According to Alibaba’s chief strategy officer Zeng Ming, this would exceed the combined throughput of merchandise sold on eBay and Amazon, if you extrapolate from sales data. Recent filings by Yahoo, which owns around 40% of Alibaba, which it has agreed to sell back in stages, show that Alibaba’s net income rose to $220 million in the first quarter of 2012, compared to year-earlier $29.6 million. Compared to Europe and the U.S., that’s heady growth; it pays to operate China’s dominant e-commerce platform. Yet Alibaba isn’t immune to cooling growth in China. Nor can it shrug off the turmoil as other rival online sellers wage (mostly phony) price wars to grab eyeballs. Still, it must feel good to pass the likes of eBay, which tried and failed to seize the high ground in China’s online economy.

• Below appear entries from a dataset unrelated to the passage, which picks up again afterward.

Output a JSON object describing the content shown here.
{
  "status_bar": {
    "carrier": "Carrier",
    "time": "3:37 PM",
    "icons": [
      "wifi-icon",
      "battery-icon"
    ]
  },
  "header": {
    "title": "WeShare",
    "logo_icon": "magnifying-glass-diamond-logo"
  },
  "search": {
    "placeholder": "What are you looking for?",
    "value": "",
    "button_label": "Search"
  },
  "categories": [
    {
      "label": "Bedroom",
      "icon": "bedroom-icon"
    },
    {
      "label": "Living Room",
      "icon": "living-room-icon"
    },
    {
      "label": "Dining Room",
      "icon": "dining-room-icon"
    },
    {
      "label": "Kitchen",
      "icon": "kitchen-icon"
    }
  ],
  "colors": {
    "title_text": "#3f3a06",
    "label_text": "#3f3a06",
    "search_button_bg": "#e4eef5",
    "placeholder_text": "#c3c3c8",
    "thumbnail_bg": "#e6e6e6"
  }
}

Speaking to journalists in Hangzhou for Alibaba’s yearly ‘AliFest’ gathering, Zeng said the company aims to boost sales to RMB3 trillion in the next 5-7 years. He struck a lofty tone at Alibaba’s campus, a sprawl of interconnected buildings completed in 2009. “E-commerce just got started. E-commerce is much, much more than online sales,” he said. Unlike Amazon, which has a minor presence in China, Alibaba Group is strictly a platform operator; it hosts merchants and suppliers but doesn’t stock or deliver products. That means gigabytes of data that can be used to streamline the business of buying and selling online. At its campus, a ‘control room’ offers a visualization of online activity on a floor-to-ceiling panel of monitors. Real-time searches on Alibaba.com, a business-to-business website, are synced to a giant Google Earth map (a buyer in ‘Santiago, Chile’ is searching for ‘Stainless Steel’). On another panel, orders placed on TaoBao – a marketplace for small vendors – are represented by white dots pinging across China, from seller to buyer. It resembles a frenetic game of multiple ping pong, or a jackpot pinball, played mainly between big coastal cities.

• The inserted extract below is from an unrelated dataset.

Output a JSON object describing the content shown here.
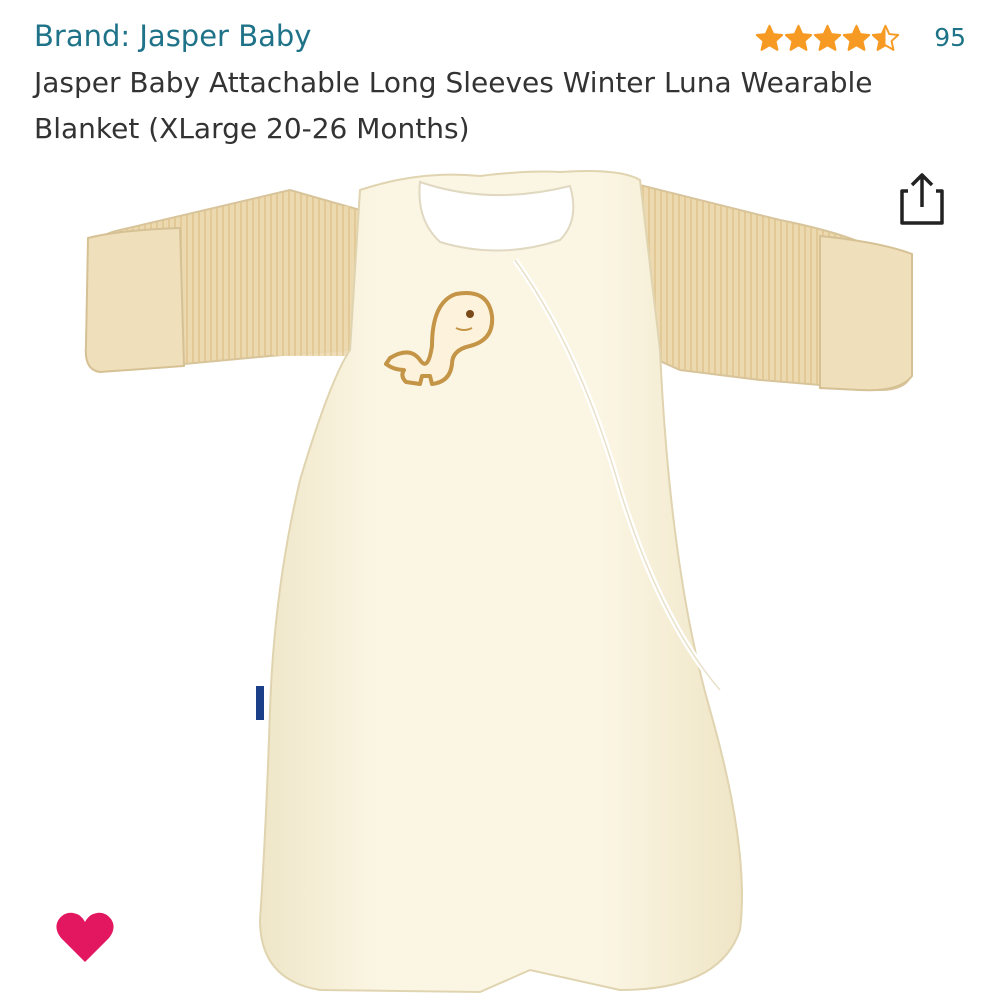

The pinging and ponging is increasing, though not quite as rapidly as before. Speaking to FORBES, Zeng says sales are decelerating after doubling in past years, though he declined to give an estimate. However, he says Alibaba, as the leading e-commerce platform, is partly to blame. “We’re not innovating enough over the last few years,” he frets. This is where the data matters. Of the roughly 16 million parcels handled daily in China, over 10 million are generated by clicks on Taobao and TMall, a marketplace for brands and larger vendors. Tracking those orders gives Alibaba a bird’s eye view of Chinese e-commerce, which is rippling outwards to inland areas and minor cities, where retailing is rudimentary. It also underscores what Zeng says is a major obstacle to future growth: logistical bottlenecks. And China’s banks can’t keep up with orders on peak days, complains Zeng. Alibaba has its own payment system, but most customers use their bank accounts.

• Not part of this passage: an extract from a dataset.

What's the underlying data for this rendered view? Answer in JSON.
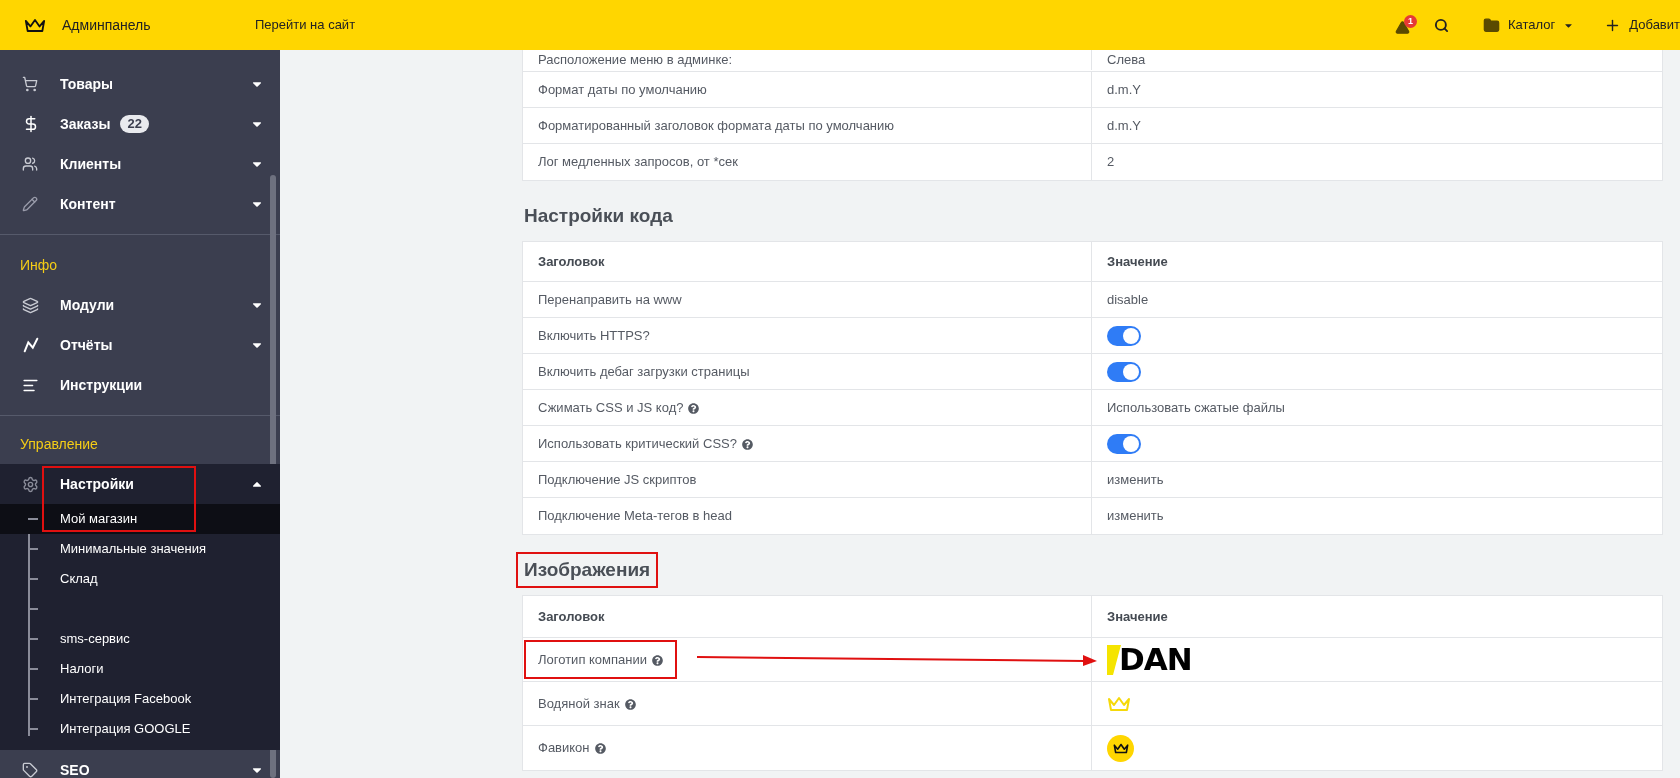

Alibaba doesn’t own warehouses or delivery trucks (or a banking license, though it has begun offering credit to merchants). Zeng says it wants to spur innovation and upgrading by major vendors and logistic partners. The company has partly backtracked on its platform-only model by acquiring land in major cities to build warehouse space for distributors. But it can only do so much to prod merchants since it doesn’t do delivery. “This is the painful part of being a platform player,” says Zeng. Yet its pain pales into comparison with that felt by the likes of online retailers like Suning, Gome and 360buy.com, which are struggling to clear inventory from their warehouses. Investors in Hong Kong-listed Suning and Gome have run for the exits amid plunging first-half profits. Closely held 360buy is putting on a brave face on its own finances but is reportedly burning through its capital and far from profitability.
All of this is grist to the mill of Alibaba-boosters. With a Yahoo buyback in sight, and full control over the group, founder and CEO Jack Ma can focus on building an even better engine for online trade. He closed the AliFest conference Sunday with a spirited pep talk for entrepreneurs who hung on his every word.  “One trillion is just the beginning,” he vowed.